In order to run above pieces of code, go to chapter9’s directory and run the command below:

celery -A ex_9_1 worker --loglevel=INFO

And then run ex_9_2.py and ex_9_3.py modules separately (in other shell):

python ex_9_2.py
python ex_9_3.py

If you want to run the task after t seconds of non-blocking delay, use apply_async this way:

# ex_9_4
from ex_9_1 import add
import time

t = 2  # Expected to run add function after 2 seconds
result = add.apply_async((4, 4), countdown=t)

print(f"Is ready? {result.ready()}")  # Expected to get False at first
time.sleep(2.1)
print(f"Is ready? {result.ready()}")  # Expected to get True at the end
print(f"Result: {result.get(timeout=1)}")

Some important points on running Celery worker

1. The following command determines the number of workers that can be forked/spawned:

    ulimit -n
   

   This number is actually the maximum number of file descriptors that can be open at any point of time.

2. By running Celery’s worker using celery -A ex_9_1 worker, there are n number of processes forked/spawned by default, where n is the number of CPU cores. You can determine this by running pgrep celery command (which returns their PIDs).

3. There are two important inputs for running celery worker, concurrency and autoscale: concurrency is used to determine the number of processes to be forked/spawned by celery worker (which has an upper-bound of maximum number of file descriptors under the hood). autoscale limits the number of forked/spawned processes between two numbers and adjust that number automatically based on the incoming load.

It’s also notable that I’ve inspired and borrowed so much from Daksh Gupta’s tutorial on Celery.

Lightweight Scheduling with APScheduler

APScheduler is a relatively simple scheduler library for Python. It provides Cron-style scheduling and some interval based scheduling.

As the APScheduler official document states, APScheduler has four compnents:

1. Trigger: Used to determine when to run the task and has three types:
   • a. Date
   • b. Interval
   • b. Cron
2. Job Store: Saves the scheduled jobs in memory or database.
3. Executor: Handles running of the jobs, using thread or process pool.
4. Scheduler: Binds all things together and helps with configuring the job stores and executors.

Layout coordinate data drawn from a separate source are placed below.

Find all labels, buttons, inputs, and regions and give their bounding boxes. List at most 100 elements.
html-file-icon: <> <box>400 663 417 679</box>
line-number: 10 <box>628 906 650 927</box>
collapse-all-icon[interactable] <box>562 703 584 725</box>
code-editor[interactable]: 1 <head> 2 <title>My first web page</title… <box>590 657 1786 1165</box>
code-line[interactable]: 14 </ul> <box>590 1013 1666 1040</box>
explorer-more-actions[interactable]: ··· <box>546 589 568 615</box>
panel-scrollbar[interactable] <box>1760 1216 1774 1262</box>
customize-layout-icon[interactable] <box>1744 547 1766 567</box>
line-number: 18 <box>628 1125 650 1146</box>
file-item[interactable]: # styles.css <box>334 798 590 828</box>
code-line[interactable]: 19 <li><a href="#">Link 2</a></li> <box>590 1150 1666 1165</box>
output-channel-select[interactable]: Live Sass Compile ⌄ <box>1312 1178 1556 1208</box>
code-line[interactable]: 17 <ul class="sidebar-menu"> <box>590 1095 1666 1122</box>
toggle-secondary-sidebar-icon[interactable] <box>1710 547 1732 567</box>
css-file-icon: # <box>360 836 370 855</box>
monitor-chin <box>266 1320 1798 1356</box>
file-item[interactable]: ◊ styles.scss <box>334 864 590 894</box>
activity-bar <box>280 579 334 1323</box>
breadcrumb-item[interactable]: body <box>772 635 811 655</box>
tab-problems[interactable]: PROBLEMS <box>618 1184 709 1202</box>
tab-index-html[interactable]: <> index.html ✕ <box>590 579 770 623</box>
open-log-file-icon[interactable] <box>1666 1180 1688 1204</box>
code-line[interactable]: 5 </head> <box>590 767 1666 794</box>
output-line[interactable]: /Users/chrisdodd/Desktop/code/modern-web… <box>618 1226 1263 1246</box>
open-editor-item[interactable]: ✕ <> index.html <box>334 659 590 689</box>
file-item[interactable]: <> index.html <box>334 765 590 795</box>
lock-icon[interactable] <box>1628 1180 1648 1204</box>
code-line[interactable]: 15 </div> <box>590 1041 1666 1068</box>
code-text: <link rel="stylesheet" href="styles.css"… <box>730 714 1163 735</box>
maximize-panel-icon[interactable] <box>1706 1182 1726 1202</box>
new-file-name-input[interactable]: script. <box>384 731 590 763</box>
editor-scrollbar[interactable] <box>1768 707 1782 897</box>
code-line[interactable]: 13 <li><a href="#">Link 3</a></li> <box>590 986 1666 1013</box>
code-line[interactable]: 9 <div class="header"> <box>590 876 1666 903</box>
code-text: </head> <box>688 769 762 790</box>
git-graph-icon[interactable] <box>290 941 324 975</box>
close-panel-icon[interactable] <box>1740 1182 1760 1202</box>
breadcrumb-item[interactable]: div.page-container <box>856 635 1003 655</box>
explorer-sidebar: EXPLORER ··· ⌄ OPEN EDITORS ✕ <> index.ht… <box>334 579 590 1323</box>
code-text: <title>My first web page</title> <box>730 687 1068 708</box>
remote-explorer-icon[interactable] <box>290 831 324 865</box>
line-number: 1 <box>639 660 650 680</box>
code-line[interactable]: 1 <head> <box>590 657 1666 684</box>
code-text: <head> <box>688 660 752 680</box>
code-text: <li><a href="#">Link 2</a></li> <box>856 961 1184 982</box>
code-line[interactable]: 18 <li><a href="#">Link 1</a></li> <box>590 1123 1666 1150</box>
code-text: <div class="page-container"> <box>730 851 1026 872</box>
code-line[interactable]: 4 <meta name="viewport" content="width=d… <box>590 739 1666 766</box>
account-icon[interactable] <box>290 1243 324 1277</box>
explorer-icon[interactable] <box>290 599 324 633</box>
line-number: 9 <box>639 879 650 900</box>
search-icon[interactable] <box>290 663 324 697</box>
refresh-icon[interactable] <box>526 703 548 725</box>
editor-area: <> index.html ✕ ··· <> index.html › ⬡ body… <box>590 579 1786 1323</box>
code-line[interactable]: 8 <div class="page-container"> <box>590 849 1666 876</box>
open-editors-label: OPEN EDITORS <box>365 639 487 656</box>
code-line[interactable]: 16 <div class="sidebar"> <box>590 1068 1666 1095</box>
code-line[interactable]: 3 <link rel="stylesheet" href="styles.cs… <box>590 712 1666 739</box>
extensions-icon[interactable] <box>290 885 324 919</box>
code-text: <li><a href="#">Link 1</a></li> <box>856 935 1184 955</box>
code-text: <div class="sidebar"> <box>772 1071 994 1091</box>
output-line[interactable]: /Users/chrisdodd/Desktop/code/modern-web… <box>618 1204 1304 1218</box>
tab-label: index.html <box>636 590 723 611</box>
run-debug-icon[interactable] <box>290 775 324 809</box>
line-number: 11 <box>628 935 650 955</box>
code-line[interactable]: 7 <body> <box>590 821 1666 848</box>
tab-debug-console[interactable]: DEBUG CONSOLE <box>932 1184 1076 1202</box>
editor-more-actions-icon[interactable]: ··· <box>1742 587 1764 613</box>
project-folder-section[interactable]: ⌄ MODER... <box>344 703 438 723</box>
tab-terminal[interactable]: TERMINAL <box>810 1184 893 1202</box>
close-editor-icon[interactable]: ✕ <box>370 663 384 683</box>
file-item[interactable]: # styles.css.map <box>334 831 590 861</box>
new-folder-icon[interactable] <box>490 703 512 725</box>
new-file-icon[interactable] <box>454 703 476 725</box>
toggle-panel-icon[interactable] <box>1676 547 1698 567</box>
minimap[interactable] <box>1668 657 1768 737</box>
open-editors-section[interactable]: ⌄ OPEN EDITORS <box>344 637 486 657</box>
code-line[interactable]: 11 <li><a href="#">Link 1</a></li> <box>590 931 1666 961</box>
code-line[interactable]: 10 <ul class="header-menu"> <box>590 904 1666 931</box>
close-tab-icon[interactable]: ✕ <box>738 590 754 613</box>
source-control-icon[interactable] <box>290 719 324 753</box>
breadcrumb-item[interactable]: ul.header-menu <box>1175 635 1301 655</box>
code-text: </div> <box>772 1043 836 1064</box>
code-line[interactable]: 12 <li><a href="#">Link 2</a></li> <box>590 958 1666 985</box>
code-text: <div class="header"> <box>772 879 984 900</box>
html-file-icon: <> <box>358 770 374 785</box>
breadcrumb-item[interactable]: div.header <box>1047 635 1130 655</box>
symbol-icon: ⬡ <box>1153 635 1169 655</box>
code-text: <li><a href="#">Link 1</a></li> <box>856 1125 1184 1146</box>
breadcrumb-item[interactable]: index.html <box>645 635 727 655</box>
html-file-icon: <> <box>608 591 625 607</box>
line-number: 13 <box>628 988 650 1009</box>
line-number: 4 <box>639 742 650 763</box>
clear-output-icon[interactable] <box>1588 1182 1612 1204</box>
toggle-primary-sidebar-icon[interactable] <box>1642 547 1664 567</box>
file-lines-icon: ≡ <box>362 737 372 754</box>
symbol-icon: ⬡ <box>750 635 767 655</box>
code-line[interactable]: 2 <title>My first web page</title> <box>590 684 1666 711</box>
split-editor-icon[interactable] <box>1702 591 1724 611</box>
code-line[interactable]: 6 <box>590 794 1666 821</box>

Now let’s see an example of a simple periodic task using APScheduler from Keshav Manglore which runs every five seconds:

# ex_9_5
from apscheduler.schedulers.background import BackgroundScheduler
import time

def my_periodic_task():
    print("Periodic task executed!")

scheduler = BackgroundScheduler()
scheduler.add_job(my_periodic_task, 'interval', seconds=5)
scheduler.start()

# Keep the script running to allow the scheduled task to execute
while True:
    time.sleep(1)

Choosing Between Celery, APScheduler, and Alternatives

This link provides a very useful comparison between different scheduling tools in Rocketry document that worth paying attention.

When to use APScheduler?

• If you need simple, in-memory task scheduling inside an async app.
• If your tasks are lightweight and don’t require distributed execution.

When to use Celery?

• If you need reliable background task execution with retries.
• If you need distributed task processing with multiple workers.